The sophomore edition of Art Stage Singapore has closed its doors, leaving room to reflect on its place within the global art scene and its significance locally.
On the whole, Art Stage ’12 seemed like a tighter, more meditative affair, sans the shock imagery that dominated discussions about last year’s fair (with the naked Indian artist, T. Venkanna, and images of a pregnant Hitler by Ronald Manullang, among others). And while this year’s event had its fair share of pedigree names, gone are the headline grabbing art stars – David LaChapelle, Takashi Murakami, Ai Weiwei – who stole much of the spotlight.
Also settled is the question of which regional art fair would be the first to stake claim on the title as the “Art Basel of Asia”, with the acquisition of Hong Kong International Art Fair by the owners of Art Basel, MCH Swiss Exhibition Group, in May last year. This opens up space for Art Stage to forge its own identity and solidify its brand as a regional platform for Asian galleries.
This year, the organisers of Art Stage have stayed true to their original intentions “to be a real partner of the region’s art scenes, to support and protect the interests of the Asian galleries” (from Lorenzo Rudolf’s foreword in the catalogue of the Art Stage’s inaugural fair); 106 out of the 133 galleries represented this year were based or had branches in Asia, comparable to 99 out of the 123 galleries at last year’s event.
The predominant focus on Asia was reflected in the selection of works at the fair. One of the more evocative installations was Bose Krishnamachari’s “Ghost/Transmemoir”, featuring over a 100 used tiffin containers, each with its own LCD screen screening interviews with a diverse cross-section of Bombay society. While it brought a very immediate and local sensibility, the installation touched on broader geopolitical issues of global and internal migration and urbanization.
Similar themes were echoed in Chen Zhen’s Daily Incantations, highlighting the cacophony of the collective in its juxtaposition of neatly arranged Chinese chamber pots with a pile of modern televisions, radios and other electrical devices. These two installations addressed the societal concerns of developing economies on a very human scale, using readily identifiable everyday objects, and contextualizing local experiences within larger regional and global shifts in technology and industry.
Without a particularly deep local art market in Singapore, it may be inevitable for Art Stage to position itself as a regional hub, encapsulated by the tagline “We Are Asia.” The event could easily be contrasted with other fairs bearing a more local slant, such as the now-defunct Art Singapore which had twice the number of Singaporean exhibitors, SH Contemporary (Shanghai) where two-thirds of its participants were based in China, and Art Fair Tokyo which is represented mostly by Japanese galleries.
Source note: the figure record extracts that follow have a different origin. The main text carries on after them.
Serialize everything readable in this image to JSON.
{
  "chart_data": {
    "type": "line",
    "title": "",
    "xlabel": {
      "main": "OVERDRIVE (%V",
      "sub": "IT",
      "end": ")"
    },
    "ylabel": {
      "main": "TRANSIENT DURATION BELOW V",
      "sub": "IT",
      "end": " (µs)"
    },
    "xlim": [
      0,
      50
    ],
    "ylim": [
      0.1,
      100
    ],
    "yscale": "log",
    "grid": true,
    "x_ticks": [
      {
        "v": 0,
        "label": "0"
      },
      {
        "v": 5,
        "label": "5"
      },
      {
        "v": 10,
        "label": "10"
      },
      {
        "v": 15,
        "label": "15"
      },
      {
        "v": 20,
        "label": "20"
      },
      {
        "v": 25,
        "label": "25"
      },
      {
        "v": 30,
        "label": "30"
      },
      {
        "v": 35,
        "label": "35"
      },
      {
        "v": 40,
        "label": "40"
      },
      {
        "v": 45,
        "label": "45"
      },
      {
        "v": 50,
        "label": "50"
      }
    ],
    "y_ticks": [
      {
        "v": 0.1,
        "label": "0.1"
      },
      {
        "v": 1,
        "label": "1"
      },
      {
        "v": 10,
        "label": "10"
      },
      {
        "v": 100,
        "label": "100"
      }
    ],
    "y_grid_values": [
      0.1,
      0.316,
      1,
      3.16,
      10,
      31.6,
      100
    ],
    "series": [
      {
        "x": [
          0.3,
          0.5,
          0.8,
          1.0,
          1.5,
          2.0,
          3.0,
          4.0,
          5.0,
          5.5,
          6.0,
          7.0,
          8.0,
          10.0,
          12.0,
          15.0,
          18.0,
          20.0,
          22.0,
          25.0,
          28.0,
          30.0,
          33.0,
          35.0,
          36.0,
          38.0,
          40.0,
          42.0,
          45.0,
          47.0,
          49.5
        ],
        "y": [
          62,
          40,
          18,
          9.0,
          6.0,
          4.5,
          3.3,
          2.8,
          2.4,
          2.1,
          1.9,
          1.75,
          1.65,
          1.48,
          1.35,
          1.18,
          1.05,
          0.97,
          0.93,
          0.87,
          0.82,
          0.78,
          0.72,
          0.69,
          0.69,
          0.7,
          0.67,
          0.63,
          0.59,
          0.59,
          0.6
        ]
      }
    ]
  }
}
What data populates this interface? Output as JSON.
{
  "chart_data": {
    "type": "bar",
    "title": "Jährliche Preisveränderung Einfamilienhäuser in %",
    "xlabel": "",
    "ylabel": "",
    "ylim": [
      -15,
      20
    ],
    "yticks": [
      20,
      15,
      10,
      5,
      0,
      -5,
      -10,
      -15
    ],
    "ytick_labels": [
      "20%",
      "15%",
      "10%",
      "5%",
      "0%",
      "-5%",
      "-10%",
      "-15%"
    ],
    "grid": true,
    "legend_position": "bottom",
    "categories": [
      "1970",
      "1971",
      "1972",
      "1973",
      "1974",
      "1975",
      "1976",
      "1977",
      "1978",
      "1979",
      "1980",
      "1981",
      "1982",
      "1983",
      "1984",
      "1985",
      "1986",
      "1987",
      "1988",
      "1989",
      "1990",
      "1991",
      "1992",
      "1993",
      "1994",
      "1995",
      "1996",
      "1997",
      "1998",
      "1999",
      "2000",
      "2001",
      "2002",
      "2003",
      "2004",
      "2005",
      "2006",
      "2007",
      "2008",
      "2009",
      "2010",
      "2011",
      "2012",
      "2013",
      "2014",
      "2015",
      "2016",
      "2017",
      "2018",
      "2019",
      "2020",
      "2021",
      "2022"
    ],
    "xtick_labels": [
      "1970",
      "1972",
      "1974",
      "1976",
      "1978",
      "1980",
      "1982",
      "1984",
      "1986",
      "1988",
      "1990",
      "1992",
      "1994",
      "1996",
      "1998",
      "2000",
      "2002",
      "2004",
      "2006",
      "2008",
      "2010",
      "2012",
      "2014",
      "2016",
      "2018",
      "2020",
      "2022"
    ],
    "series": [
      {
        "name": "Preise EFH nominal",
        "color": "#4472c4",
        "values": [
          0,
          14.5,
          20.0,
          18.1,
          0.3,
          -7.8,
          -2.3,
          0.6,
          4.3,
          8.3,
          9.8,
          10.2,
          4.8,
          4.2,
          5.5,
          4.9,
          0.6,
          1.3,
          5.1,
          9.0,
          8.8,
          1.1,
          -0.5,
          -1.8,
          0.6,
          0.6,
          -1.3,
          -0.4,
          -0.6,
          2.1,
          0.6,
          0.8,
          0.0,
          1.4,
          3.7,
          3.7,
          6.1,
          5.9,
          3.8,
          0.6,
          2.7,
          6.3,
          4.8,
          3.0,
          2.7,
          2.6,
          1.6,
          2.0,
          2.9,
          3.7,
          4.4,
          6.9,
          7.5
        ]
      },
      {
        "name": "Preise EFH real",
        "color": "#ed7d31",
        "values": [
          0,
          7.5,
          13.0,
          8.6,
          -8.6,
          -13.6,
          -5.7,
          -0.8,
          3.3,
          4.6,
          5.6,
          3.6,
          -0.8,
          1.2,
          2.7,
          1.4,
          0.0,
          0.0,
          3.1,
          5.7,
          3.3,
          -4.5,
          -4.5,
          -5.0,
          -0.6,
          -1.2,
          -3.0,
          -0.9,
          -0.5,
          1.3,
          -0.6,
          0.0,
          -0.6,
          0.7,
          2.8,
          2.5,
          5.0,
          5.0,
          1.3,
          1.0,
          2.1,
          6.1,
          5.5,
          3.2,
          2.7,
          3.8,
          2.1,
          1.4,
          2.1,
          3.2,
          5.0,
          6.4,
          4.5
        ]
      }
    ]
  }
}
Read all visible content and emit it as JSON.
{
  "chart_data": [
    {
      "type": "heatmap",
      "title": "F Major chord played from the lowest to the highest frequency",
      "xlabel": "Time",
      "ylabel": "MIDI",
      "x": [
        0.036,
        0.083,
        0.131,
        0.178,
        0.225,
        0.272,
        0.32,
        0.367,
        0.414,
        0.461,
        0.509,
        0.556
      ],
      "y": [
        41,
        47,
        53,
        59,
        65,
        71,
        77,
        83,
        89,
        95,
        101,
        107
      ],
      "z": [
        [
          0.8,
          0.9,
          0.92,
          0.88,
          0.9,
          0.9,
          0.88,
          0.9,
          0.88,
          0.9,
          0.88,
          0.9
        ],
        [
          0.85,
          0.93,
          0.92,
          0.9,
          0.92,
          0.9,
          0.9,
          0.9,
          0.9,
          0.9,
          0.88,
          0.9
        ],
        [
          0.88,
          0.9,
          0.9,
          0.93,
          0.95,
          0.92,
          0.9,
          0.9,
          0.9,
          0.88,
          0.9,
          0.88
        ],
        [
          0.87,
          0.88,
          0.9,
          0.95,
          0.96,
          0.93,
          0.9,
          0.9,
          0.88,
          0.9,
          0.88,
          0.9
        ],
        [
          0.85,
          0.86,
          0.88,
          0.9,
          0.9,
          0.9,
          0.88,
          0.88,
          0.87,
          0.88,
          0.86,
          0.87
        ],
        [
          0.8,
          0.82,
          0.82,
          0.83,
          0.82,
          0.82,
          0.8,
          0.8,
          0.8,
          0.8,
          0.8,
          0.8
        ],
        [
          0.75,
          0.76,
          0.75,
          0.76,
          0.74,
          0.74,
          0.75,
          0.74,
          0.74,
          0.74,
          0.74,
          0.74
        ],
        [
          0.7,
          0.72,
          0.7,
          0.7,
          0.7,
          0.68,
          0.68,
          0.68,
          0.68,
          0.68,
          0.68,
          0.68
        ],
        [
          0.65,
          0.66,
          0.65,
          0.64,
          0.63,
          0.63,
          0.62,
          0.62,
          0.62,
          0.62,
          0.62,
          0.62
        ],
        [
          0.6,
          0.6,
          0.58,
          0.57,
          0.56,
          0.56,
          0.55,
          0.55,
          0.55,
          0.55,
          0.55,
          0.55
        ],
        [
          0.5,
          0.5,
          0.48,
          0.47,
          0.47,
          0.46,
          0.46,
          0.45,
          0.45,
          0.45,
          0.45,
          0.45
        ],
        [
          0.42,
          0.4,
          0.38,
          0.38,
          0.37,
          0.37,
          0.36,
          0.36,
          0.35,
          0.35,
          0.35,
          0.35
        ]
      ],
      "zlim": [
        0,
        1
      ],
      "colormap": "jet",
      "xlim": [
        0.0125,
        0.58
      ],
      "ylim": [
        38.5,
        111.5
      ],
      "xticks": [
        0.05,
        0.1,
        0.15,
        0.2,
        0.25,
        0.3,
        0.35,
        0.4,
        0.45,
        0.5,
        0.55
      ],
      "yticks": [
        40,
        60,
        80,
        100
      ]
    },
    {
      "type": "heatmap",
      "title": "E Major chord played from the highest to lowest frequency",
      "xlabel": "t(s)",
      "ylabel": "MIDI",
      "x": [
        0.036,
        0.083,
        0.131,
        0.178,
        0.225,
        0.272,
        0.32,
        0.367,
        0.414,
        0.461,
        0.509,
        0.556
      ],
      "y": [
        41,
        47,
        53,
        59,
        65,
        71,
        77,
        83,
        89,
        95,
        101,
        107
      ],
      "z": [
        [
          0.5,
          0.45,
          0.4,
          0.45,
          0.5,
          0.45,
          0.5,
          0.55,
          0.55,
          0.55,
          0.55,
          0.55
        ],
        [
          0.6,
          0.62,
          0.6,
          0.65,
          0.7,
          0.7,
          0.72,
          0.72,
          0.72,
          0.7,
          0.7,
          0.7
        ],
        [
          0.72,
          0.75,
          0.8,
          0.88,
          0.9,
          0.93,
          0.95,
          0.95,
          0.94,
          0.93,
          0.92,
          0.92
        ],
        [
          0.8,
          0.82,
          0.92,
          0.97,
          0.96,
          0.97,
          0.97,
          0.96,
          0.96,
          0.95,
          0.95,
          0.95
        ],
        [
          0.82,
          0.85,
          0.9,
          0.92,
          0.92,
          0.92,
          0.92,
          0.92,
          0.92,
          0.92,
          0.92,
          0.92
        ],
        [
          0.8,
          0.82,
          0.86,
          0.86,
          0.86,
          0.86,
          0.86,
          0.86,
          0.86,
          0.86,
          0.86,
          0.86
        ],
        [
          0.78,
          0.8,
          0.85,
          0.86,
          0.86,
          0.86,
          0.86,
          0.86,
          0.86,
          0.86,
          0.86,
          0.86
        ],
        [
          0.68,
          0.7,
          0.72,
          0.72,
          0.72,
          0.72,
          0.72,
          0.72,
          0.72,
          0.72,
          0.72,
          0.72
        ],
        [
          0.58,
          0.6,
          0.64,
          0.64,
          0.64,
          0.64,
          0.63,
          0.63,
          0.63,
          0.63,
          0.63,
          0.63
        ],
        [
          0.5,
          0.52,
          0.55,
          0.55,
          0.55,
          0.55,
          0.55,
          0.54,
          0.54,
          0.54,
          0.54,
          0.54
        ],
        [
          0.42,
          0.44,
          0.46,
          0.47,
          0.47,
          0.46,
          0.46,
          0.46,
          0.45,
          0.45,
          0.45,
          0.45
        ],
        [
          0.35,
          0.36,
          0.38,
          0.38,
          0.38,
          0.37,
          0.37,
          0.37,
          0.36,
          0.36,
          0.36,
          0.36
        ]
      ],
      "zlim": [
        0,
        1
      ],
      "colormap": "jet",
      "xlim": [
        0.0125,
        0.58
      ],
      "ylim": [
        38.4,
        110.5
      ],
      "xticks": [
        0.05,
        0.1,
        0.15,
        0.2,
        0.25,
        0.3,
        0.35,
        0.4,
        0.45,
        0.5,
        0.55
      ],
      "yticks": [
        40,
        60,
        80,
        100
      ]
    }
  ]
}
Even so, the 13-strong delegation of Singapore galleries at Art Stage (1 less than last year) pulled no punches, with Vue Privee presenting “World Hug Day” by the Gao Brothers (China) and Yavuz Fine Art commissioning “We Are Asia!” by Navin Rawanchaikul (Thailand). If art fairs are a platform for galleries to make a statement of who they are, then the major players on Singapore’s gallery scene have clear made their intentions to plug into markets and cultural discussions that extend far beyond our local shores.
The extent to which collectors view Singapore as a major destination on the global art-fair circuit still remains to be determined with time. For now, Art Stage provides a welcome platform for Singapore galleries and a selected few local artists to truly connect with global art trends and compete commercially on an international level.